On Thu, Oct 19, 2023 at 11:06:42PM -0700, Christoph Hellwig wrote:
> On Thu, Oct 19, 2023 at 01:04:11PM -0700, Darrick J. Wong wrote:
> > Well... the stupid answer is that I augmented generic/176 to try to race
> > buffered and direct reads with cloning a million extents and print out
> > when the racing reads completed.  On an unpatched kernel, the reads
> > don't complete until the reflink does:
> 
> > So as you can see, reads from the reflink source file no longer
> > experience a giant latency spike.  I also wrote an fstest to check this
> > behavior; I'll attach it as a separate reply.
> 
> Nice.  I guess write latency doesn't really matter for this use
> case?

Nope -- they've gotten libvirt to tell qemu to redirect vm disk writes
to a new sidecar file.  Then they reflink the original source file to
the backup file, but they want qemu to be able to service reads from
that original source file while the reflink is ongoing.  When the backup
is done, they commit the sidecar contents back into the original image.

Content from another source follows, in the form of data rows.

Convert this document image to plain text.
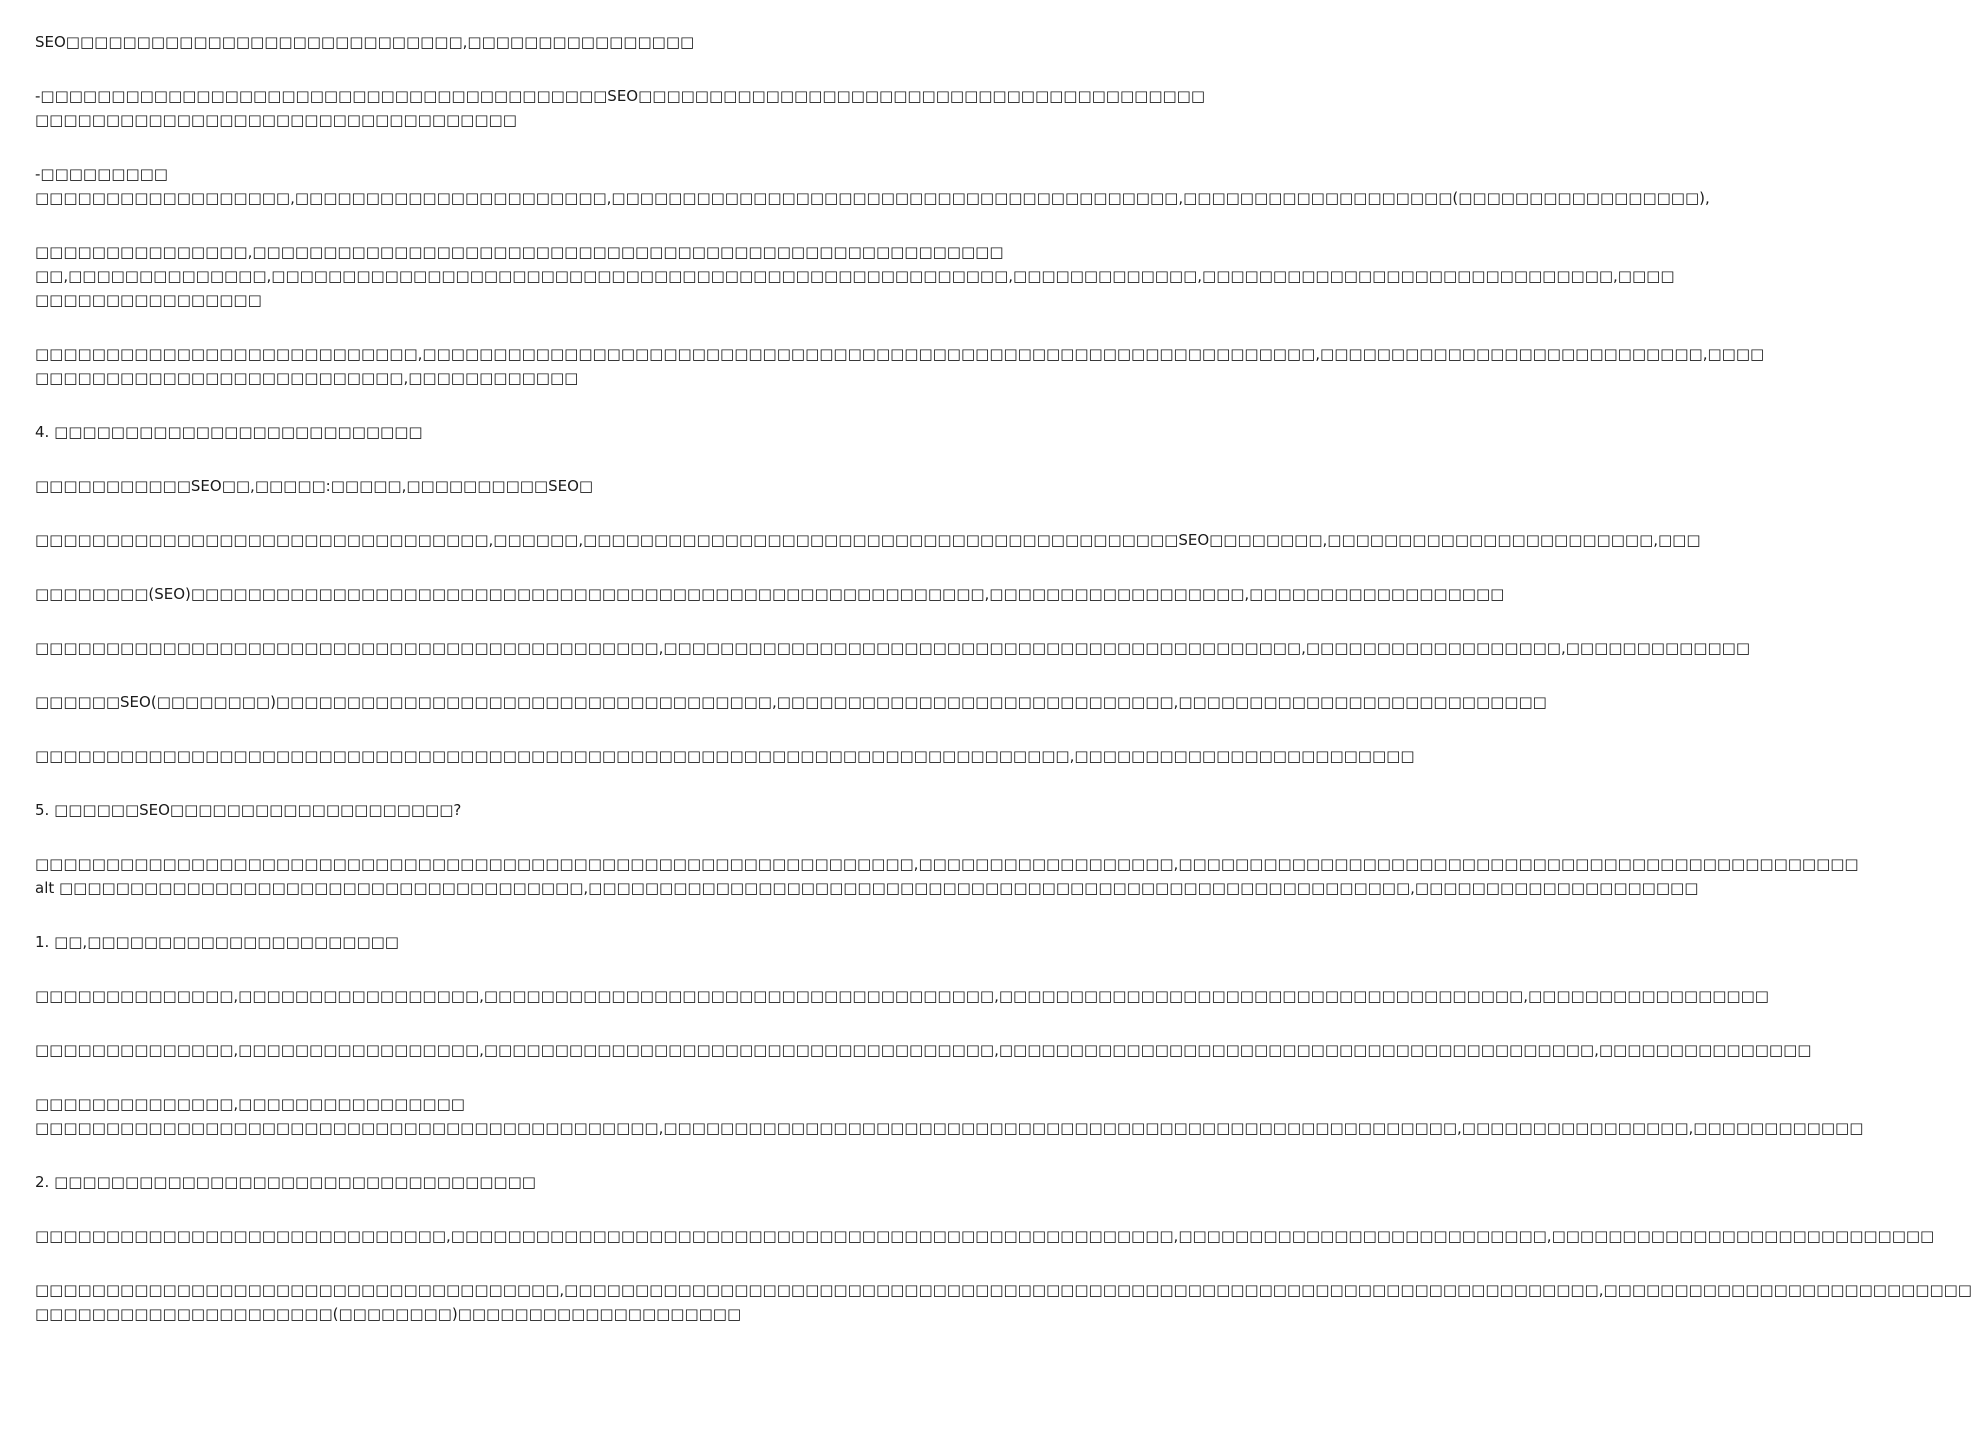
SEO□□□□□□□□□□□□□□□□□□□□□□□□□□□□,□□□□□□□□□□□□□□□□
-□□□□□□□□□□□□□□□□□□□□□□□□□□□□□□□□□□□□□□□□SEO□□□□□□□□□□□□□□□□□□□□□□□□□□□□□□□□□□□□□□□□
□□□□□□□□□□□□□□□□□□□□□□□□□□□□□□□□□□
-□□□□□□□□□
□□□□□□□□□□□□□□□□□□,□□□□□□□□□□□□□□□□□□□□□□,□□□□□□□□□□□□□□□□□□□□□□□□□□□□□□□□□□□□□□□□,□□□□□□□□□□□□□□□□□□□(□□□□□□□□□□□□□□□□□),
□□□□□□□□□□□□□□□,□□□□□□□□□□□□□□□□□□□□□□□□□□□□□□□□□□□□□□□□□□□□□□□□□□□□□
□□,□□□□□□□□□□□□□□,□□□□□□□□□□□□□□□□□□□□□□□□□□□□□□□□□□□□□□□□□□□□□□□□□□□□,□□□□□□□□□□□□□,□□□□□□□□□□□□□□□□□□□□□□□□□□□□□,□□□□
□□□□□□□□□□□□□□□□
□□□□□□□□□□□□□□□□□□□□□□□□□□□,□□□□□□□□□□□□□□□□□□□□□□□□□□□□□□□□□□□□□□□□□□□□□□□□□□□□□□□□□□□□□□□,□□□□□□□□□□□□□□□□□□□□□□□□□□□,□□□□
□□□□□□□□□□□□□□□□□□□□□□□□□□,□□□□□□□□□□□□
4. □□□□□□□□□□□□□□□□□□□□□□□□□□
□□□□□□□□□□□SEO□□,□□□□□:□□□□□,□□□□□□□□□□SEO□
□□□□□□□□□□□□□□□□□□□□□□□□□□□□□□□□,□□□□□□,□□□□□□□□□□□□□□□□□□□□□□□□□□□□□□□□□□□□□□□□□□SEO□□□□□□□□,□□□□□□□□□□□□□□□□□□□□□□□,□□□
□□□□□□□□(SEO)□□□□□□□□□□□□□□□□□□□□□□□□□□□□□□□□□□□□□□□□□□□□□□□□□□□□□□□□,□□□□□□□□□□□□□□□□□□,□□□□□□□□□□□□□□□□□□
□□□□□□□□□□□□□□□□□□□□□□□□□□□□□□□□□□□□□□□□□□□□,□□□□□□□□□□□□□□□□□□□□□□□□□□□□□□□□□□□□□□□□□□□□□,□□□□□□□□□□□□□□□□□□,□□□□□□□□□□□□□
□□□□□□SEO(□□□□□□□□)□□□□□□□□□□□□□□□□□□□□□□□□□□□□□□□□□□□,□□□□□□□□□□□□□□□□□□□□□□□□□□□□,□□□□□□□□□□□□□□□□□□□□□□□□□□
□□□□□□□□□□□□□□□□□□□□□□□□□□□□□□□□□□□□□□□□□□□□□□□□□□□□□□□□□□□□□□□□□□□□□□□□□,□□□□□□□□□□□□□□□□□□□□□□□□
5. □□□□□□SEO□□□□□□□□□□□□□□□□□□□□?
□□□□□□□□□□□□□□□□□□□□□□□□□□□□□□□□□□□□□□□□□□□□□□□□□□□□□□□□□□□□□□,□□□□□□□□□□□□□□□□□□,□□□□□□□□□□□□□□□□□□□□□□□□□□□□□□□□□□□□□□□□□□□□□□□□
alt □□□□□□□□□□□□□□□□□□□□□□□□□□□□□□□□□□□□□,□□□□□□□□□□□□□□□□□□□□□□□□□□□□□□□□□□□□□□□□□□□□□□□□□□□□□□□□□□,□□□□□□□□□□□□□□□□□□□□
1. □□,□□□□□□□□□□□□□□□□□□□□□□
□□□□□□□□□□□□□□,□□□□□□□□□□□□□□□□□,□□□□□□□□□□□□□□□□□□□□□□□□□□□□□□□□□□□□,□□□□□□□□□□□□□□□□□□□□□□□□□□□□□□□□□□□□□,□□□□□□□□□□□□□□□□□
□□□□□□□□□□□□□□,□□□□□□□□□□□□□□□□□,□□□□□□□□□□□□□□□□□□□□□□□□□□□□□□□□□□□□,□□□□□□□□□□□□□□□□□□□□□□□□□□□□□□□□□□□□□□□□□□,□□□□□□□□□□□□□□□
□□□□□□□□□□□□□□,□□□□□□□□□□□□□□□□
□□□□□□□□□□□□□□□□□□□□□□□□□□□□□□□□□□□□□□□□□□□□,□□□□□□□□□□□□□□□□□□□□□□□□□□□□□□□□□□□□□□□□□□□□□□□□□□□□□□□□,□□□□□□□□□□□□□□□□,□□□□□□□□□□□□
2. □□□□□□□□□□□□□□□□□□□□□□□□□□□□□□□□□□
□□□□□□□□□□□□□□□□□□□□□□□□□□□□□,□□□□□□□□□□□□□□□□□□□□□□□□□□□□□□□□□□□□□□□□□□□□□□□□□□□,□□□□□□□□□□□□□□□□□□□□□□□□□□,□□□□□□□□□□□□□□□□□□□□□□□□□□□
□□□□□□□□□□□□□□□□□□□□□□□□□□□□□□□□□□□□□,□□□□□□□□□□□□□□□□□□□□□□□□□□□□□□□□□□□□□□□□□□□□□□□□□□□□□□□□□□□□□□□□□□□□□□□□□,□□□□□□□□□□□□□□□□□□□□□□□□□□
□□□□□□□□□□□□□□□□□□□□□(□□□□□□□□)□□□□□□□□□□□□□□□□□□□□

It would be kinda neat if we had file range locks.  Regular progress
could shorten the range as it makes progress.  If the thread doing the
reflink could find out that another thread has blocked on part of the
file range, it could even hurry up and clone that part so that neither
reads nor writes would see enormous latency spikes.

Even better, we could actually support concurrent reads and writes to
the page cache as long as the ranges don't overlap.  But that's all
speculative until Dave dumps his old ranged lock patchset on the list.

--D